Why Does Israel Keep Having Elections?
Israel keeps returning to the polls primarily because voters remain evenly split on the question of whether Benjamin Netanyahu, the longest-serving Israeli prime minister, is fit to run the country while standing trial on corruption charges.
Mr. Netanyahu was placed under investigation in 2016, on charges related to bribery, fraud and breach of trust. Ever since, the country has been divided between those who think he should now stay away from politics, and those who don’t.
Two elections in 2019 ended in a stalemate, leaving Mr. Netanyahu in power as a caretaker prime minister but unable to cobble together a formal coalition. A third election in 2020 resulted in a grand coalition between Mr. Netanyahu and Benny Gantz, a former army chief, but their alliance quickly collapsed before it even set a national budget, leading to a fourth election in March 2021.
That election also ended in deadlock, but Mr. Netanyahu was prized from office when a small right-wing party led by Naftali Bennett, who had been one of his allies, broke ranks and formed a coalition with Mr. Netanyahu’s opponents.

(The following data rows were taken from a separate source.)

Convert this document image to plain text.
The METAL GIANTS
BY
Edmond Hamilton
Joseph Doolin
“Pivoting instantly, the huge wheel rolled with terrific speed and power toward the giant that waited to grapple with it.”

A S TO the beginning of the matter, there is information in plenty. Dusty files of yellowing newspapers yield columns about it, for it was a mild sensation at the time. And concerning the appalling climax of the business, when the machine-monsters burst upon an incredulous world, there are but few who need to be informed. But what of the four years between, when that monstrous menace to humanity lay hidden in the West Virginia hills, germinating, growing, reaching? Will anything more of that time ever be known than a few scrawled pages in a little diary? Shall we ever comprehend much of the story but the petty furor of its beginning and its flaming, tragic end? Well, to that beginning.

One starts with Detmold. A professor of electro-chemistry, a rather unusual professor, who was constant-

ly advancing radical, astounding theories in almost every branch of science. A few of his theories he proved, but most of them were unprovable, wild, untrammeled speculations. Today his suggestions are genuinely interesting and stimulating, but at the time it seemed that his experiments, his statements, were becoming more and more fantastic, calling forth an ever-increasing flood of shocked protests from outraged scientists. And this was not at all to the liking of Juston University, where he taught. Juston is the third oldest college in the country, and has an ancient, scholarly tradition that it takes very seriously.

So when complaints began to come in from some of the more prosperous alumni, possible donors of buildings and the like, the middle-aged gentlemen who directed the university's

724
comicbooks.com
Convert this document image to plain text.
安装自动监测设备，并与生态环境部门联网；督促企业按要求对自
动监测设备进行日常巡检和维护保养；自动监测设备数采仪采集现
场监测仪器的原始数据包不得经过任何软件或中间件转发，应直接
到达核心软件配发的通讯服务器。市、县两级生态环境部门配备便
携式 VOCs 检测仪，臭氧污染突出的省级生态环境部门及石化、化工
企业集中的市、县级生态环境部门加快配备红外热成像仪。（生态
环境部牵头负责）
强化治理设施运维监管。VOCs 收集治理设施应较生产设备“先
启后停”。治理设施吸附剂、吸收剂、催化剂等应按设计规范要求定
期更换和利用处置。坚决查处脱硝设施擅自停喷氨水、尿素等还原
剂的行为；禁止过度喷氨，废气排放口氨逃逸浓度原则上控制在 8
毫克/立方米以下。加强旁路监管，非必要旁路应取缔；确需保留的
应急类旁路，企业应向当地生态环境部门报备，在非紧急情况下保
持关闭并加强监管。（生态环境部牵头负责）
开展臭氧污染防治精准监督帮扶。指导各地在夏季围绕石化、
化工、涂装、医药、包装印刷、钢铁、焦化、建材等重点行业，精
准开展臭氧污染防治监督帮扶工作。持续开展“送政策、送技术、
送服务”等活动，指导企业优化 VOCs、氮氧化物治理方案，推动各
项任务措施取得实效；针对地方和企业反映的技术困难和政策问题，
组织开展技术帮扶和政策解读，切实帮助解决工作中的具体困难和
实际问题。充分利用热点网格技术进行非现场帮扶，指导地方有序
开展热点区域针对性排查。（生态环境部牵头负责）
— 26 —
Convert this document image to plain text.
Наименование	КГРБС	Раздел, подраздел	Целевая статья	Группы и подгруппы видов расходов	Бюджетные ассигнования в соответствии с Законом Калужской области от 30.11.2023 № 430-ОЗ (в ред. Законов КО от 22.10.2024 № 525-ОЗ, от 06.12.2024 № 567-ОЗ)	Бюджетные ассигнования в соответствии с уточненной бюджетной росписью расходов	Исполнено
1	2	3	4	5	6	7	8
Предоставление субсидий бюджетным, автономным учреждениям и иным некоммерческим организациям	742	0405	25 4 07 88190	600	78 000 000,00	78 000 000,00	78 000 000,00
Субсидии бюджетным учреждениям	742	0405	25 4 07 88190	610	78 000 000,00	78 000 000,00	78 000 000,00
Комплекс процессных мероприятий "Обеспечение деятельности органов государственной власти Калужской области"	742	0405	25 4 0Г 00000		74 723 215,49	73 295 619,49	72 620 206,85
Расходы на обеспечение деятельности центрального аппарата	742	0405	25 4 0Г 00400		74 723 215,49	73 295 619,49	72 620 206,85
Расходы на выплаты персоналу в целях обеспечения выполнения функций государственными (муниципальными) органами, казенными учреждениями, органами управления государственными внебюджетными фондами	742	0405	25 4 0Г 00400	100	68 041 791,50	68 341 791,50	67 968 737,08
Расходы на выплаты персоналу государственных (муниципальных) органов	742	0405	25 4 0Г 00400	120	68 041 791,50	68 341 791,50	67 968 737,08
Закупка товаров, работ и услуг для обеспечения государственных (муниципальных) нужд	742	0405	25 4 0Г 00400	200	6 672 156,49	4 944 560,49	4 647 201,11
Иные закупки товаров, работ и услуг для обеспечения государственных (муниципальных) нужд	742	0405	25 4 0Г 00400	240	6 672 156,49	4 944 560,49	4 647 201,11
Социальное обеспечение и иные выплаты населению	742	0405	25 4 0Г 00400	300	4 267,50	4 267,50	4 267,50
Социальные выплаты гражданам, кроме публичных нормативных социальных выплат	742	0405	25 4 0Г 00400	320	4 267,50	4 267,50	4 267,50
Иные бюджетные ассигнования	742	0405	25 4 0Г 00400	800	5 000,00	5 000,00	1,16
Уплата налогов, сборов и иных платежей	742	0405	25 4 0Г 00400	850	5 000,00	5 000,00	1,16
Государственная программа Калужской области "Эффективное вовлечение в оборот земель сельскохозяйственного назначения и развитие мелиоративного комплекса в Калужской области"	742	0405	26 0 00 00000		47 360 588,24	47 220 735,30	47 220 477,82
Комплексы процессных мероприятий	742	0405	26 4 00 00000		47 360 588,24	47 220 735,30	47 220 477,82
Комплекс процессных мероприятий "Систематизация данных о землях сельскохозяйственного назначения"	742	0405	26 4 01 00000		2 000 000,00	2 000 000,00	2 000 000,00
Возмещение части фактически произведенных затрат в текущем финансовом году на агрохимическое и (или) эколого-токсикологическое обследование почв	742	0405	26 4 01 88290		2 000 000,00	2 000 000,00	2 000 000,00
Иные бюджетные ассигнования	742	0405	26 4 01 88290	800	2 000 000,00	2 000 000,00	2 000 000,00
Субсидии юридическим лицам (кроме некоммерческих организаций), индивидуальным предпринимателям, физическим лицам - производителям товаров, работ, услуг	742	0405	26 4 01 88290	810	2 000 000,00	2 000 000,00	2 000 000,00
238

Despite some early successes, including setting Israel’s first budget in more than three years, Mr. Bennett controlled only a tiny majority and struggled to govern amid profound ideological differences among coalition members. The government collapsed in June of this year amid disagreements over the rights of Israel’s Arab minority, the relationship between religion and state, and settlement policy in the occupied West Bank.
Mr. Bennett ceded power to Yair Lapid, a centrist former broadcaster, and called for another early election — Israel’s fifth since April 2019.